Hal ini menurut Tamliha, lantaran kepentingan politik strategis demi melanggengkan koalisi partai pendukung pemerintah. Ia pun mengakui keputusan tersebut juga mendapat perdebatan dari Majelis Tinggi (a'la) PPP.
"Perbedaan tajam itu terlekat pada apakah kita melakukan koalisi ideologis strategis atau taktis. Kalau ini kecenderungan kepentingan strategis politis. Karena PPP selama ini kan udah merasa nyaman berkoalisi dengan PDIP Hanura, PKB, Golkar. PKPI Nah nyaman gitulah," kata Tamliha saat dihubungi pada Jumat (31/3) malam.
Menurutnya, alasan itu juga yang kemudian membuat PPP mengesampingkan kepentingan ideologis PPP dan memilih bergabung bersama partai koalisi pendukung Pemerintah.
"Memang Pilkada ini membuat PPP ini posisinya serba susah. Susah Karna kita ini koalisi strategis itu. Di Jepara misalnya calon bupati diusung PDIP itu Marzuqi (kader PPP). Dari Nasdem itu Subroto, kita ikut Nasdem. Meski kalah. Sama dengan Banten kita ikuti Banten," katanya.
Meski demikian, Tamliha membantah informasi bahwa bergabungnya kubu Romi ke Ahok-Djarot lantaran ada intervensi dari Pemerintah terkait ancaman mencabut legalitas kepengurusan PPP Kubu Romi. Hal ini jika PPP tidak merapat dengan pasangan nomor urut dua.
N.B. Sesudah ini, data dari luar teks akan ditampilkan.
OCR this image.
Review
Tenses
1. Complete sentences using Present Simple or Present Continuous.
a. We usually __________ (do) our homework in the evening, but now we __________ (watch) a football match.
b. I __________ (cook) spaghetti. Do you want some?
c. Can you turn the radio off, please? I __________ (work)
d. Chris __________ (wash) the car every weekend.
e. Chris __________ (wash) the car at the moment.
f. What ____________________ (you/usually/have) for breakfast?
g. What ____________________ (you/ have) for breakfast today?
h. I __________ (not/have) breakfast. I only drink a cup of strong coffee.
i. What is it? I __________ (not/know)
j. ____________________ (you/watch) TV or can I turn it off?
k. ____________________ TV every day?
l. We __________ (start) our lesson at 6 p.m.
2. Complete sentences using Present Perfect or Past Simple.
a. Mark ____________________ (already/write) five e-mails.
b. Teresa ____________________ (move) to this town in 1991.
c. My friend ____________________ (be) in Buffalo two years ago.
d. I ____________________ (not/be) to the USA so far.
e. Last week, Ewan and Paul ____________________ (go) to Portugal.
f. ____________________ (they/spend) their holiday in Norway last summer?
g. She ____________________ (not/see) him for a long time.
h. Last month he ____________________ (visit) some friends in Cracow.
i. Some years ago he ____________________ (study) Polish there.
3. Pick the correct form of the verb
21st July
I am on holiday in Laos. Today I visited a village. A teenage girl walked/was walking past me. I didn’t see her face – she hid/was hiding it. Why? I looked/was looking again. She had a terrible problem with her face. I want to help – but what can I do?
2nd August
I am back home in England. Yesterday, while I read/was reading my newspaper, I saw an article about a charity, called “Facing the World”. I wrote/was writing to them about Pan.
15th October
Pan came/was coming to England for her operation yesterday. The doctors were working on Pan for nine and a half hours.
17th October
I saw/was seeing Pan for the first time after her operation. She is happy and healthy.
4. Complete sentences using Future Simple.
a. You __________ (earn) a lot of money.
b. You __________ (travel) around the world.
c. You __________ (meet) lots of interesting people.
Menurutnya, merapatnya PPP ke Ahok-Djarot semata-mata menguatkan dukungan koalisi partai pendukung Pemerintah demi Pemilu 2019.
"Nggak benar itu. Saya merasa nggak mendengar (soal ancaman itu), ini solidaritas semata. Kan selama ini mereka (partai koalisi) memang sering mengajak kita bersama-sama," katanya.